Auch wenn ich bezweifle, dass A.s Arbeit den genannten jährlichen Betrag wert ist, bin ich nicht neidisch. Geld allein soll ja nicht glücklich machen und genug hat man wohl sehr weit unterhalb des Betrages. Inzwischen dürfte A. ein Vermögen angehäuft haben, dass auch bei Kaufräuschen im Leben kaum auszugeben ist. Die Erben werden sich also freuen.


Da aktuell die sicher nicht letzte "Gesundheitsreform" Thema ist, ein wenig Statistik.  Unter http://www.sozialpolitik-aktuell.de/grafik_aktuell.shtml findet man u. a. die Entwicklung der Kosten des Gesundheitswesens (Bild unter http://www.sozialpolitik-aktuell.de/bilder/VI/abb/abbVI11klein.gif ). Dazu ein Zitat:


Interessant an der Grafik ist, das der Anteil der Gesundheitsausgaben am BIP nahezu konstant bleibt, was ein wenig am Bild der "Explosion" kratzt, mit der die meisten sicher eine Verschiebung der Anteile verbinden. Ähnliche Grafiken z.
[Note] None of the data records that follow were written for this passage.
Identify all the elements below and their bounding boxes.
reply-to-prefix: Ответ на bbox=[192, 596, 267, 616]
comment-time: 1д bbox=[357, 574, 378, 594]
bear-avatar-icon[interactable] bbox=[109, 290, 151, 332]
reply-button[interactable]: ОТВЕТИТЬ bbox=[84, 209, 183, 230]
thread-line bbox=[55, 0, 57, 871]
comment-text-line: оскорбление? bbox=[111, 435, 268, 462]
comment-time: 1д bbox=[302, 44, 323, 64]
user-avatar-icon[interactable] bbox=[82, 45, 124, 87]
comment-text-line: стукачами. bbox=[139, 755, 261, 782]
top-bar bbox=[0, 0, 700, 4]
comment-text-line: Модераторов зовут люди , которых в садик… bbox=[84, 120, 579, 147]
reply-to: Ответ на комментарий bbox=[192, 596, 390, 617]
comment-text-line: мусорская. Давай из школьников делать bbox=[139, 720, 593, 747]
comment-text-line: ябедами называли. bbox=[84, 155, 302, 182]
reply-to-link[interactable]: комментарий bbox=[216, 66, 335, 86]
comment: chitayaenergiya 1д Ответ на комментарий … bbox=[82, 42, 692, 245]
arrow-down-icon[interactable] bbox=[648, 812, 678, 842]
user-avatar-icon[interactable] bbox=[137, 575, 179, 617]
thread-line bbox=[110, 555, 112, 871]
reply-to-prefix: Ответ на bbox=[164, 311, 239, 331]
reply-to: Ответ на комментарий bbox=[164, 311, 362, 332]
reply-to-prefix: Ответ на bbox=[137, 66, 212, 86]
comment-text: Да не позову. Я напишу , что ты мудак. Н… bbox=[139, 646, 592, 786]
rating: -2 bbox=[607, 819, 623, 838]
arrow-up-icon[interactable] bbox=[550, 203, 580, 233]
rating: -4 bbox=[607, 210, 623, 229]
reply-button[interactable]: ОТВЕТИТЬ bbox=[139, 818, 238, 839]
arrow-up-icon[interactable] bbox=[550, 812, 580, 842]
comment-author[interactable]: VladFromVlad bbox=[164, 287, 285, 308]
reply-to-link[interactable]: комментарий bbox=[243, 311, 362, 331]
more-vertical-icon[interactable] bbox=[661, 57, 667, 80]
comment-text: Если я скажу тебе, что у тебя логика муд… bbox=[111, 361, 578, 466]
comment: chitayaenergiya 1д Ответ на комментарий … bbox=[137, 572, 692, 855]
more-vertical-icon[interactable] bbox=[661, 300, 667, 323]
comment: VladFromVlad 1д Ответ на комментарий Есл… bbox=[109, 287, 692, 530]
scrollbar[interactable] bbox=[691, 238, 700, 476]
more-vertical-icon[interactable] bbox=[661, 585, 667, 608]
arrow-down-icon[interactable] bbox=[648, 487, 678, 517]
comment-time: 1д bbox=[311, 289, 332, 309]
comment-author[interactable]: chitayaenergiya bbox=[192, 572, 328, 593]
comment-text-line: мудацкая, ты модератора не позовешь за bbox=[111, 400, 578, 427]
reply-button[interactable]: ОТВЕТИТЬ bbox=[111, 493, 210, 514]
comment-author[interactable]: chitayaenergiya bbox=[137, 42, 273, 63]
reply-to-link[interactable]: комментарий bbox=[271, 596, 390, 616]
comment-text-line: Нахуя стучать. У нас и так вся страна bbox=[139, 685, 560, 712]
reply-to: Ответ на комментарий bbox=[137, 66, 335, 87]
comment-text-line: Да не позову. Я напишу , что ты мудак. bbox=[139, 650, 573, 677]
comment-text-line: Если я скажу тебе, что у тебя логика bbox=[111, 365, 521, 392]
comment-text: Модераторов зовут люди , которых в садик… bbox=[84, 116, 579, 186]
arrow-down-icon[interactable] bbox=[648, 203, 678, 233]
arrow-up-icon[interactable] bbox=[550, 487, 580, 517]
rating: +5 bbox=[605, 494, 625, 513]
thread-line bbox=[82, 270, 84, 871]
B. für Verkehrswege, die Bundeswehr oder die Kosten der Parlamente würden mich interessieren.


Es ist sicher so, das dass Gesundheitssystem in Deutschland Schwächen hat. Ich bezweifle aber, dass wir uns eine gute Versorgung nicht leisten können. Gehören wir doch laut Focus zu den Gewinnern der Globalisierung (http://focus.msn.de/finanzen/steuern/globalisierung). Z. B. fordert das derzeitige Gesundheitssystem zum Mißbrauch geradezu heraus, weil es den Bock (Arzt) zum Gärtner macht. Angeblich wegen des Datenschutzes weiß z. B. eine Krankenkasse in Deutschland nicht, welche Kosten für welche Leistungen sie bei welchem Versicherten bezahlt hat. Dagegen ist eine private Krankenversicherung darüber natürlich bestens informiert, weil jeder Versicherte die Rechnungen vorlegen muss. Ob privat Versicherte wohl einen geringeren Anspruch auf Datenschutz haben?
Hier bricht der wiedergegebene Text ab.